Role-based access — engineers see only the projects they work on.
Vendor security reviews and annual penetration testing.
Quarterly security training for the entire team.
Incident-response plan with 72-hour breach-notification commitment.

No system is 100% secure. If a breach occurs and is likely to result in a high risk to your rights, we'll notify you and the relevant supervisory authority within 72 hours.

11Children

Our services are aimed at businesses, not consumers. We do not knowingly collect data from anyone under the age of 16. If you believe we hold data from a child, contact us and we'll delete it promptly.

12Changes

We'll update this policy when our practices, services, or legal obligations change. The "Last updated" date at the top reflects the most recent revision. For material changes, we'll post a banner on the website and — for active clients — email you directly at least 30 days before the change takes effect.

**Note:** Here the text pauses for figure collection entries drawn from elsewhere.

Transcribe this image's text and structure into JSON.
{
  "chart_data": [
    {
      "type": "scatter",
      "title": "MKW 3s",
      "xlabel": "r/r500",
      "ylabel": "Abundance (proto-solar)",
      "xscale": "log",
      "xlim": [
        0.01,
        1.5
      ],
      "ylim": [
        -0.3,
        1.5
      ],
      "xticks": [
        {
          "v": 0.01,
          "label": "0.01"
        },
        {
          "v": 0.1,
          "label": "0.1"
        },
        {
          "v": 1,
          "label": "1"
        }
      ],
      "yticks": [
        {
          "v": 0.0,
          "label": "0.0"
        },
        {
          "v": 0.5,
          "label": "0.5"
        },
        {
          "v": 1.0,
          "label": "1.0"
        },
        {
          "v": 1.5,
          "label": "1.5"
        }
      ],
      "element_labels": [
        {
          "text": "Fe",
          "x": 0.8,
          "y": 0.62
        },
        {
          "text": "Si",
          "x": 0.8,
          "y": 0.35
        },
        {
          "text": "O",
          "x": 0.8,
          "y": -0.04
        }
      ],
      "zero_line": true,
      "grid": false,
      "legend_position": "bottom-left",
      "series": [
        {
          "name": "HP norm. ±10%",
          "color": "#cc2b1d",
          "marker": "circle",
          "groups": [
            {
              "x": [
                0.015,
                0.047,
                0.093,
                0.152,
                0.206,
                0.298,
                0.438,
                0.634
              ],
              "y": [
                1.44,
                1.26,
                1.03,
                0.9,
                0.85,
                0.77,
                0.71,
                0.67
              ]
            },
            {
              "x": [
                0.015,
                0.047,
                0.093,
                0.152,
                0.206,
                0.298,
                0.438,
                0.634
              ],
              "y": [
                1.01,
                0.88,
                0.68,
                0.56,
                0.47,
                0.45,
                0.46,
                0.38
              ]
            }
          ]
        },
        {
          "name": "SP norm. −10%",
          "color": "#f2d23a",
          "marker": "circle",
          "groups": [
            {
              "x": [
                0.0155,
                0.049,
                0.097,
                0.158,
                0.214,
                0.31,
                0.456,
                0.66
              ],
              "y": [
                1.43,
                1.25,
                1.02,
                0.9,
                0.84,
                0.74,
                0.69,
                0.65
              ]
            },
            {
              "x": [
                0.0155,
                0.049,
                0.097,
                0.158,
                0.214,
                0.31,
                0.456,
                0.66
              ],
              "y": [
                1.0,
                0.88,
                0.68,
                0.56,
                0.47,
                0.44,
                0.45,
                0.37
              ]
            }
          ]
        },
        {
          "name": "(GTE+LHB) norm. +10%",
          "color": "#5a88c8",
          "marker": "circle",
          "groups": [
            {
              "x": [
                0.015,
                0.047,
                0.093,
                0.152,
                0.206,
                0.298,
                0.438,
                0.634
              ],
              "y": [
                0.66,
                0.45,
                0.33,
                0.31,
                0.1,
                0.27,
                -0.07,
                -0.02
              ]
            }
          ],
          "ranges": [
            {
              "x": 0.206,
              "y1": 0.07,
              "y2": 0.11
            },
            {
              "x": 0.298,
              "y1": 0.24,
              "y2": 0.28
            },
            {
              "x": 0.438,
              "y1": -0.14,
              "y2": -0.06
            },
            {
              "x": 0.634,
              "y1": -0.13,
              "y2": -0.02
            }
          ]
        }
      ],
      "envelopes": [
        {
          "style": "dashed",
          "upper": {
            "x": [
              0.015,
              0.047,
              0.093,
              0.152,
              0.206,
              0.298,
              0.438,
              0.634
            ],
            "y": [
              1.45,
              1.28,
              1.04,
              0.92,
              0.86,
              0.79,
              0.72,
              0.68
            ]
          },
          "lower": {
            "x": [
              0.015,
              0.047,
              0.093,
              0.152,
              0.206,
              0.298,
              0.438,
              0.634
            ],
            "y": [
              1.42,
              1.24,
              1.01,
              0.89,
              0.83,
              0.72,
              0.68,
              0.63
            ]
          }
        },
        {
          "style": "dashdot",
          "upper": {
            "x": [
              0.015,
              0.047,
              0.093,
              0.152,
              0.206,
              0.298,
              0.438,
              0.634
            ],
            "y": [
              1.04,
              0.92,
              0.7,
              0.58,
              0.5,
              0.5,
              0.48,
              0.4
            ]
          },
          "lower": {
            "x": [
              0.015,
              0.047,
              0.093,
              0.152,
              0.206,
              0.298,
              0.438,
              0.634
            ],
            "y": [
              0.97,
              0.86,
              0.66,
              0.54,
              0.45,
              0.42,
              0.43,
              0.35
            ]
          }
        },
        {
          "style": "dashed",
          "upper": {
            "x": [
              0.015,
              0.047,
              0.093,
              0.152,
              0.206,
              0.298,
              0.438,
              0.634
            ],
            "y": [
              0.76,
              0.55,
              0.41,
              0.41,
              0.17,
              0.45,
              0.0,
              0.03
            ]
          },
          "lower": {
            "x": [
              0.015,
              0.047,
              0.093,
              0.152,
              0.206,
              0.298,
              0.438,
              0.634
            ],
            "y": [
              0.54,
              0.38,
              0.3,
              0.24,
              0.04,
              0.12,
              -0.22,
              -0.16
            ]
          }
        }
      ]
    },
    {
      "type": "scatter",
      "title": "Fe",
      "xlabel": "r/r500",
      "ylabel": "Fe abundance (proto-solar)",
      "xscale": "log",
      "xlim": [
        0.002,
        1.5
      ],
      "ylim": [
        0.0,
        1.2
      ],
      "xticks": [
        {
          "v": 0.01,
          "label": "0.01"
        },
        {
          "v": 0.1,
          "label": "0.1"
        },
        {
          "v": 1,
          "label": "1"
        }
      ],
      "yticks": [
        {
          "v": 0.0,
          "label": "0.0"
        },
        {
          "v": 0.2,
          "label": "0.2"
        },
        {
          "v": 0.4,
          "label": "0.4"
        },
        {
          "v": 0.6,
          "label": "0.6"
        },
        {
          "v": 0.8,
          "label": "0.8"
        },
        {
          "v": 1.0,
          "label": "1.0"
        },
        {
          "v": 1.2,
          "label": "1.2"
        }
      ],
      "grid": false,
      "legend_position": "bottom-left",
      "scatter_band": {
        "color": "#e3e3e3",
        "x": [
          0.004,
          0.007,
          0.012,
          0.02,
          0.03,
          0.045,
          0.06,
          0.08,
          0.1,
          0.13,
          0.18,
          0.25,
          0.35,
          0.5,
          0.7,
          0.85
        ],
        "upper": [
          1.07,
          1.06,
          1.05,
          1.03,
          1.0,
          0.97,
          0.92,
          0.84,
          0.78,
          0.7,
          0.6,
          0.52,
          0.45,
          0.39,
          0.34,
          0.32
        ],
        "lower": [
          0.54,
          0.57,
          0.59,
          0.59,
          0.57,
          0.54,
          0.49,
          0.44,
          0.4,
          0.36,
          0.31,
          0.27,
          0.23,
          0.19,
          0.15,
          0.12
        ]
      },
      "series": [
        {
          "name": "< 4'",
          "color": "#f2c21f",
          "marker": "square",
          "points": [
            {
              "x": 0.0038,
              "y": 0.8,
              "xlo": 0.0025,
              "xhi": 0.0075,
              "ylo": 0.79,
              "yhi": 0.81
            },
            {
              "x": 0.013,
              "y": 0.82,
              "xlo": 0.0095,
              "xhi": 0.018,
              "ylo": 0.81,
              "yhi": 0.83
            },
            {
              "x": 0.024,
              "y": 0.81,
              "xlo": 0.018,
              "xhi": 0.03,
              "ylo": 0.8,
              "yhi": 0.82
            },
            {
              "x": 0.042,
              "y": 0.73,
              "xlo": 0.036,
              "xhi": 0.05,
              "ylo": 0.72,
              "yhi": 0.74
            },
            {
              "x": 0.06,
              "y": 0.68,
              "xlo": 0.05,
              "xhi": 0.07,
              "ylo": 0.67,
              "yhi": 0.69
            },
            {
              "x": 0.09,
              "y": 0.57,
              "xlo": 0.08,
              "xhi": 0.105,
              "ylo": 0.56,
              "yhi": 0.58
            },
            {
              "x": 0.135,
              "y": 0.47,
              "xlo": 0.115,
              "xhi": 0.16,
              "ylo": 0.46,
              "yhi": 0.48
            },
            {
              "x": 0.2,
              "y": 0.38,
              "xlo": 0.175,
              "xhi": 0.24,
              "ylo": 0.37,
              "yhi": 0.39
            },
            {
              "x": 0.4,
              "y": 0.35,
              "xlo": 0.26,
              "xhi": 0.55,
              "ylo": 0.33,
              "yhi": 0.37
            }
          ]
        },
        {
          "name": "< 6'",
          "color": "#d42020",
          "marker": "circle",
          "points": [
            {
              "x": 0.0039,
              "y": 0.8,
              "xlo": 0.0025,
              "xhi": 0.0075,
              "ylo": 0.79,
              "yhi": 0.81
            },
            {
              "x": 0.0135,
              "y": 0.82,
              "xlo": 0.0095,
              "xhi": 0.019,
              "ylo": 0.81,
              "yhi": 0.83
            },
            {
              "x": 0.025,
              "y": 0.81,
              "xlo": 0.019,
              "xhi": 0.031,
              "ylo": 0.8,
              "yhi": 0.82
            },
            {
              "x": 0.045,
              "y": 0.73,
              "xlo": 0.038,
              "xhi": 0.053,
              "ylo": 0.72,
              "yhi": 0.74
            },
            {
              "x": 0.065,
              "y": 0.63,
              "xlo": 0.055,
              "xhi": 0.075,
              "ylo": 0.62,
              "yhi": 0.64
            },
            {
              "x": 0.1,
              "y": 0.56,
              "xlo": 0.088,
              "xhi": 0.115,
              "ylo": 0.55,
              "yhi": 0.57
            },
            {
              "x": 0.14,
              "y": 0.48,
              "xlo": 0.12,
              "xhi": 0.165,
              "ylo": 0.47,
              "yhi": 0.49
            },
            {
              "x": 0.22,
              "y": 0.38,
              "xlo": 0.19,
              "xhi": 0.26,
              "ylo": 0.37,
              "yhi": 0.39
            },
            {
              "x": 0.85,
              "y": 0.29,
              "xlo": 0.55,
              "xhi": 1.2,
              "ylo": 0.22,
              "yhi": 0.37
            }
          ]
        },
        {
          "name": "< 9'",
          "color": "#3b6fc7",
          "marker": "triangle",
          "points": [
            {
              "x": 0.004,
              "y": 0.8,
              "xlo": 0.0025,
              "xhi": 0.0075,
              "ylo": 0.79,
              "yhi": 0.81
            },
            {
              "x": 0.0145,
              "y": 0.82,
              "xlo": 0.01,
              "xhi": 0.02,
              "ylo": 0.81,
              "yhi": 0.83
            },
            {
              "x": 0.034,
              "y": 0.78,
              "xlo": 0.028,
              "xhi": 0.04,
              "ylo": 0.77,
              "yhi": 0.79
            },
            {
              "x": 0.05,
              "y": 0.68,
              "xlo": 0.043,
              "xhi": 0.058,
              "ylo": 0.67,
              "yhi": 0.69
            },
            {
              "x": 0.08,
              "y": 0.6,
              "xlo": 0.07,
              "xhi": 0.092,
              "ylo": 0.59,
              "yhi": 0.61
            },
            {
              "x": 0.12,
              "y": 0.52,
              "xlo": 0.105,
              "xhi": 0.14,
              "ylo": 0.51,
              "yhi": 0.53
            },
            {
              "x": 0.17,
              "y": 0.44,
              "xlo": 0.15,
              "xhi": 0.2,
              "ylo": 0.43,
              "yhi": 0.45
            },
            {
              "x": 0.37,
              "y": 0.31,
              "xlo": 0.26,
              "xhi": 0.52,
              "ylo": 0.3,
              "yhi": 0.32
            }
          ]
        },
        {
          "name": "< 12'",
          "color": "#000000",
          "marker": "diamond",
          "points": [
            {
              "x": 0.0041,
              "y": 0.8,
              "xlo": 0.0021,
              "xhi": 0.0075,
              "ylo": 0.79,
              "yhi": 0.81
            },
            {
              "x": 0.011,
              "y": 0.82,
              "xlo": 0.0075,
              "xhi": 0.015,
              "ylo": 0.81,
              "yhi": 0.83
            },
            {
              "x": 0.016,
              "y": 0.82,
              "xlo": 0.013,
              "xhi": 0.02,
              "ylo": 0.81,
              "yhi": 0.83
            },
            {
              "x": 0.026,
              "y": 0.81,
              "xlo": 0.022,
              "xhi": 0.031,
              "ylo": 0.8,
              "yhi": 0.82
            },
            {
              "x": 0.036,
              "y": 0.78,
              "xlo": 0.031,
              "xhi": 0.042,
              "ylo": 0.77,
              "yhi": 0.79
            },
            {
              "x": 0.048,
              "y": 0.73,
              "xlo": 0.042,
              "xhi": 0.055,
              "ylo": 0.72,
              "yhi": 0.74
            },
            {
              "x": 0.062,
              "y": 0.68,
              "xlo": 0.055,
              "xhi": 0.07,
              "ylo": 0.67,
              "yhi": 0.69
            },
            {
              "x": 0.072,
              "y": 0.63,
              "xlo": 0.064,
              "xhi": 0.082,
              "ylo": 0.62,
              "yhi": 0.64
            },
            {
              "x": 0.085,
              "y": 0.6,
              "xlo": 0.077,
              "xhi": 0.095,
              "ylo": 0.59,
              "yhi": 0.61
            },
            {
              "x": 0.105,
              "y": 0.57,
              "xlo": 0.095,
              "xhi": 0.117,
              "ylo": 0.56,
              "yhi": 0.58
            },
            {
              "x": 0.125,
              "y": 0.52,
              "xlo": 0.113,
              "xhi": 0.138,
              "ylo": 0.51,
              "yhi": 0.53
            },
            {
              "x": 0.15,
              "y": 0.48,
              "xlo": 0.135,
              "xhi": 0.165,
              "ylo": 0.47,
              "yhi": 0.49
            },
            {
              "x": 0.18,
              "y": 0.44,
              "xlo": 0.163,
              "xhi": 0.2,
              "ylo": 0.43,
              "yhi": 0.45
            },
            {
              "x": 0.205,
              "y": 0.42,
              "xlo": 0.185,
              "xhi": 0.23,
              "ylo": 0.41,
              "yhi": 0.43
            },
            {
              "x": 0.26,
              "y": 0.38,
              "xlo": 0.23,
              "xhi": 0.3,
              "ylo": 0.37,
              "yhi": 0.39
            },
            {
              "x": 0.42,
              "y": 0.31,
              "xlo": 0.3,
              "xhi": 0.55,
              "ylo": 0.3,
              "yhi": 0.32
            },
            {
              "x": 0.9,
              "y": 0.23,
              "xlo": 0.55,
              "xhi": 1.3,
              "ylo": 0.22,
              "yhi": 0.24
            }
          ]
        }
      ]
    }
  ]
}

An archive of previous versions is available on request.

13Contact

Privacy questions, data-subject requests, or breach reports — please email info@matrixe-zone.com with the subject line "Privacy". Reply within 1 business day, formal responses within 30 days.

If you're not satisfied with our response, you have the right to complain to your local data-protection authority. In the EU, find your authority at edpb.europa.eu. In the UK, contact the ICO.